“Simplicity is the keynote of all true elegance” – this insight by legendary French fashion designer Coco Chanel could serve as the maxim of minimalism. Minimalism is one of the most important stylistic trends to have impacted art, then architecture and interior design. At its core, minimalism is about reducing to the essentials, using clear geometry and leaving away decorative elements that are deemed unnecessary and excessive.
The origins of minimalism in architecture
The origins of minimalism in architecture are generally said to be found in rise of modern architecture in the 1920s. Various notable minimalist architectural styles evolved at that time – such as Bauhaus, New Objectivity or Functionalism – setting itself apart from classic architecture with its representative decorative elements.
Yet it is also clear that the core concept of minimalism – reduction to the essentials – was also applied earlier in history. A good example of this are the designs by Prussian architect Karl Friedrich Schinkel, whose trademark was cut-down-to-the-core architecture.

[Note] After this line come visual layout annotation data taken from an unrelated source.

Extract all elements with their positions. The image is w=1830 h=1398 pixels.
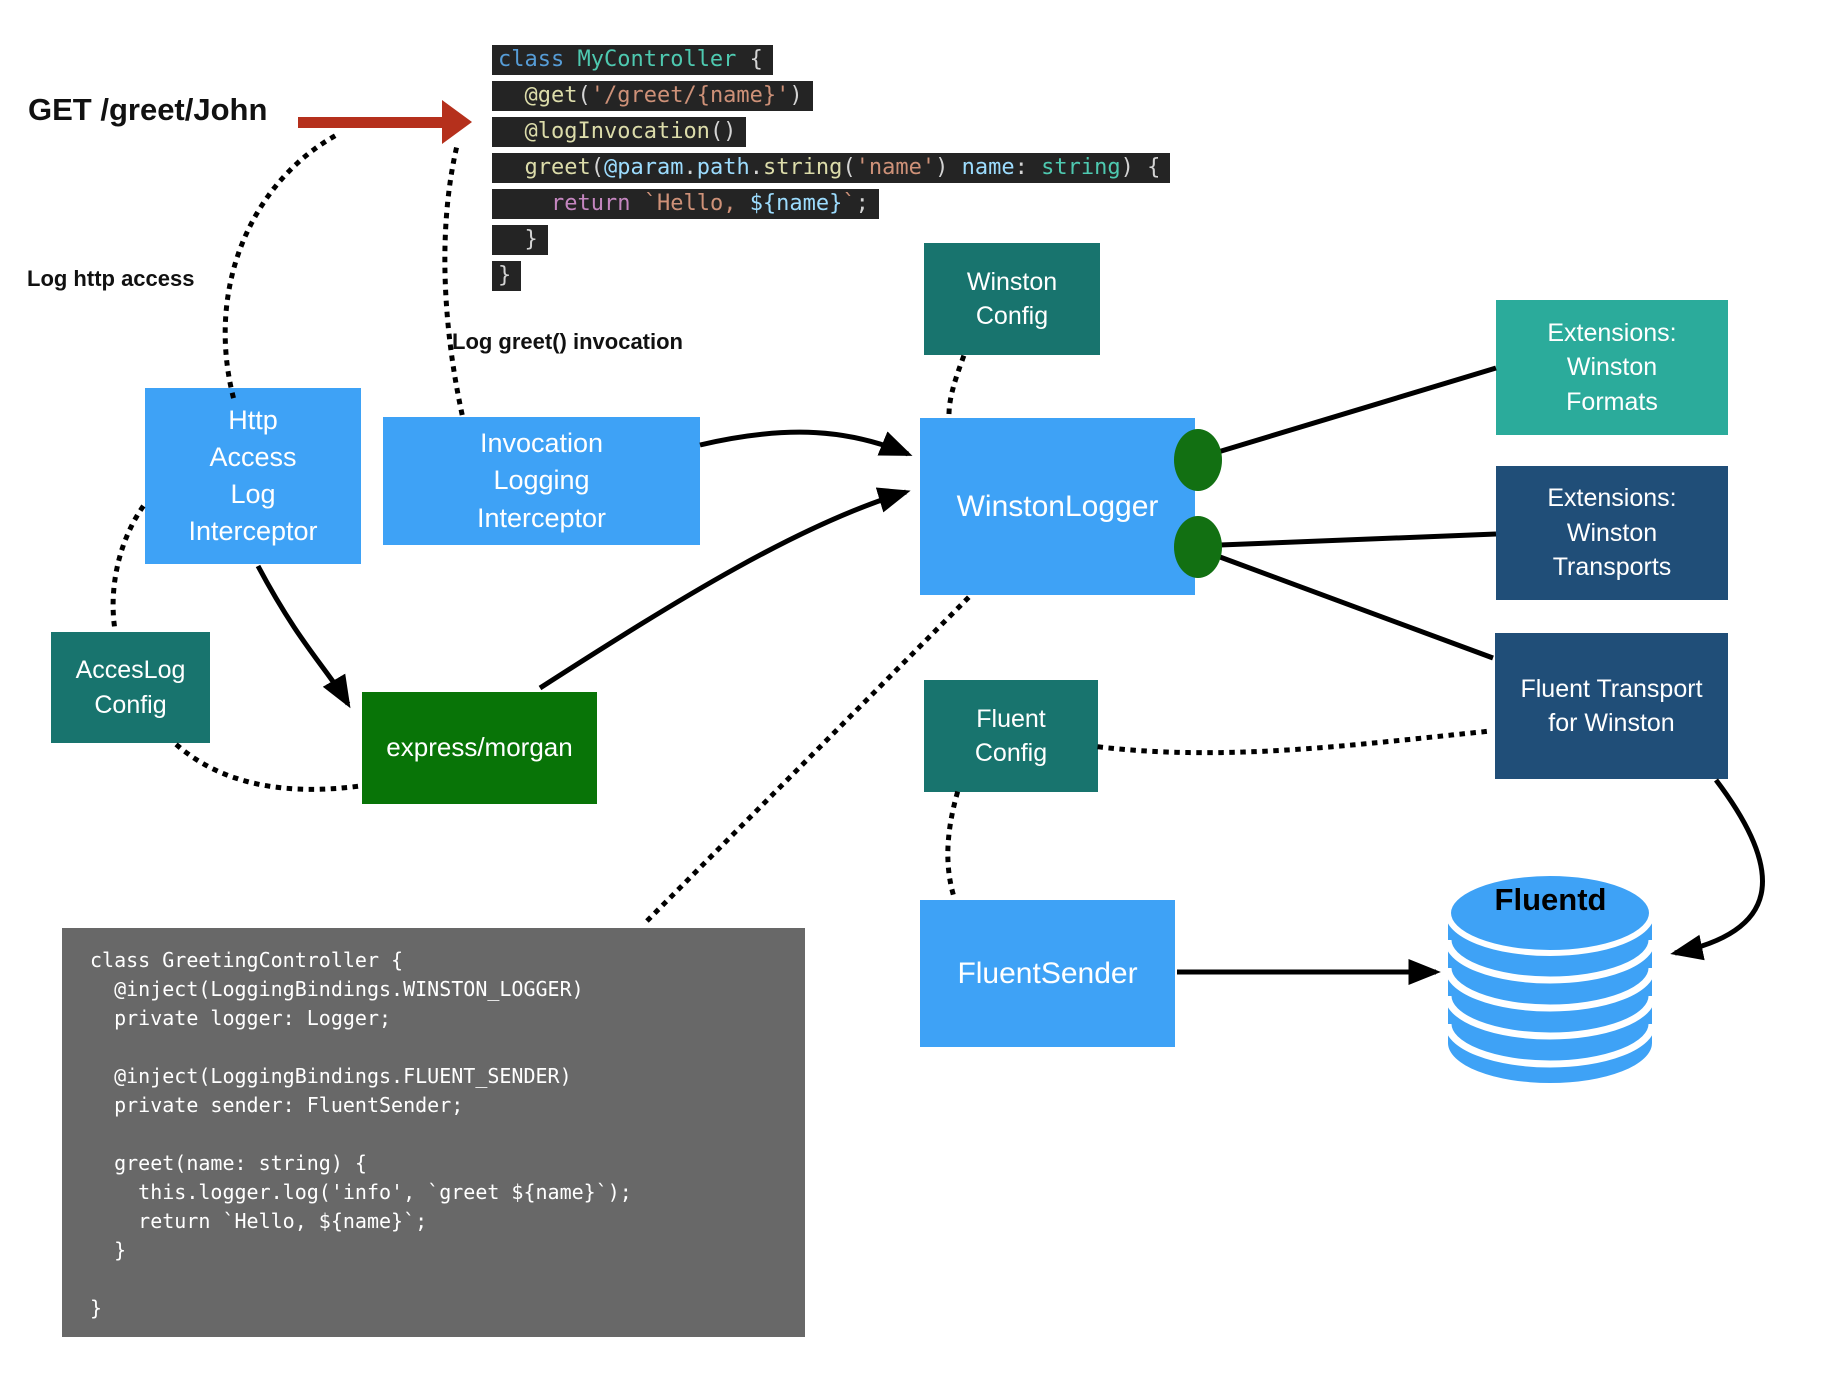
box-label: Fluent Transport xyxy=(1520,672,1702,707)
box-label: Config xyxy=(975,736,1047,771)
extensions-winston-formats-box: Extensions: Winston Formats xyxy=(1496,300,1728,435)
box-label: Log xyxy=(230,476,275,513)
request-arrow-icon xyxy=(442,100,472,144)
box-label: express/morgan xyxy=(386,730,572,766)
dotted-fluent-config-to-fluent-sender xyxy=(948,794,957,897)
line-winston-logger-to-extensions-formats xyxy=(1218,368,1496,452)
log-greet-invocation-label: Log greet() invocation xyxy=(452,329,683,355)
box-label: Transports xyxy=(1553,550,1672,585)
box-label: Interceptor xyxy=(477,500,606,537)
box-label: Logging xyxy=(493,462,589,499)
arrow-fluent-transport-to-fluentd xyxy=(1675,780,1763,953)
greeting-controller-code-block: class GreetingController { @inject(Loggi… xyxy=(62,928,805,1337)
box-label: FluentSender xyxy=(957,953,1137,994)
fluent-sender-box: FluentSender xyxy=(920,900,1175,1047)
box-label: Invocation xyxy=(480,425,603,462)
box-label: Extensions: xyxy=(1547,481,1676,516)
dotted-code-to-invocation-interceptor xyxy=(445,150,462,414)
box-label: Winston xyxy=(1567,516,1657,551)
box-label: Interceptor xyxy=(188,513,317,550)
winston-config-box: Winston Config xyxy=(924,243,1100,355)
dotted-acceslog-config-to-express-morgan xyxy=(178,746,360,789)
fluentd-label: Fluentd xyxy=(1448,882,1653,918)
invocation-logging-interceptor-box: Invocation Logging Interceptor xyxy=(383,417,700,545)
request-arrow-shaft xyxy=(298,117,446,128)
box-label: Winston xyxy=(1567,350,1657,385)
fluent-config-box: Fluent Config xyxy=(924,680,1098,792)
dotted-winston-logger-to-greeting-controller xyxy=(642,599,967,926)
dotted-request-to-http-interceptor xyxy=(225,137,333,400)
express-morgan-box: express/morgan xyxy=(362,692,597,804)
box-label: WinstonLogger xyxy=(957,486,1159,527)
box-label: AccesLog xyxy=(76,653,186,688)
extensions-winston-transports-box: Extensions: Winston Transports xyxy=(1496,466,1728,600)
dotted-fluent-config-to-fluent-transport xyxy=(1100,731,1491,753)
diagram-canvas: GET /greet/John Log http access Log gree… xyxy=(0,0,1830,1398)
line-winston-logger-to-extensions-transports xyxy=(1220,534,1496,545)
dotted-http-interceptor-to-acceslog-config xyxy=(113,508,142,630)
http-access-log-interceptor-box: Http Access Log Interceptor xyxy=(145,388,361,564)
acceslog-config-box: AccesLog Config xyxy=(51,632,210,743)
arrow-http-interceptor-to-express-morgan xyxy=(258,566,348,704)
fluent-transport-for-winston-box: Fluent Transport for Winston xyxy=(1495,633,1728,779)
get-request-label: GET /greet/John xyxy=(28,92,267,128)
dotted-winston-config-to-winston-logger xyxy=(949,358,963,415)
box-label: Access xyxy=(209,439,296,476)
box-label: Http xyxy=(228,402,278,439)
line-winston-logger-to-fluent-transport xyxy=(1220,557,1493,658)
arrow-invocation-interceptor-to-winston-logger xyxy=(700,432,908,454)
box-label: Winston xyxy=(967,265,1057,300)
winston-logger-box: WinstonLogger xyxy=(920,418,1195,595)
box-label: Config xyxy=(94,688,166,723)
box-label: Fluent xyxy=(976,702,1045,737)
box-label: for Winston xyxy=(1548,706,1674,741)
box-label: Config xyxy=(976,299,1048,334)
log-http-access-label: Log http access xyxy=(27,266,194,292)
greeting-controller-code-text: class GreetingController { @inject(Loggi… xyxy=(62,928,805,1323)
box-label: Extensions: xyxy=(1547,316,1676,351)
box-label: Formats xyxy=(1566,385,1658,420)
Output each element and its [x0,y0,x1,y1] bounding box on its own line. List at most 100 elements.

He looked far back in history and took his inspiration from the ancient Greeks: “European architecture is but a progression of Greek architecture. No masquerade – making the essentials of construction pleasing to the eye is the basic principle of Greek architecture, and this must be upheld in its continuation.”
Minimalism in interior design
Minimalism has also found its way into interior design. Apart from the obvious reduction of furniture forms, the focus is on not overloading cupboards and shelves and keeping everything to a bare minimum – otherwise the elegance of the minimalist design is lost. The most widely used building materials in minimalism – glass and concrete – harmonise best with white.
Cubism is closely related with minimalism
Cubism and minimalism are two birds of a feather and closely related: Cubism uses limited forms of expression. At its core it uses geometric shapes to fragment and compose forms. The object is basically broken down into its basic elements. Synthetic cubism, a later phase of cubism, is characterised by the integration of non-related forms.
While cubism has its origins in art (most famously represented by Pablo Picasso) and, like minimalism, is often dated back to the early 20th century, its aesthetic approach has also subsequently permeated sculpture and modern architecture. Cubist architecture experienced its heyday in Prague in particular.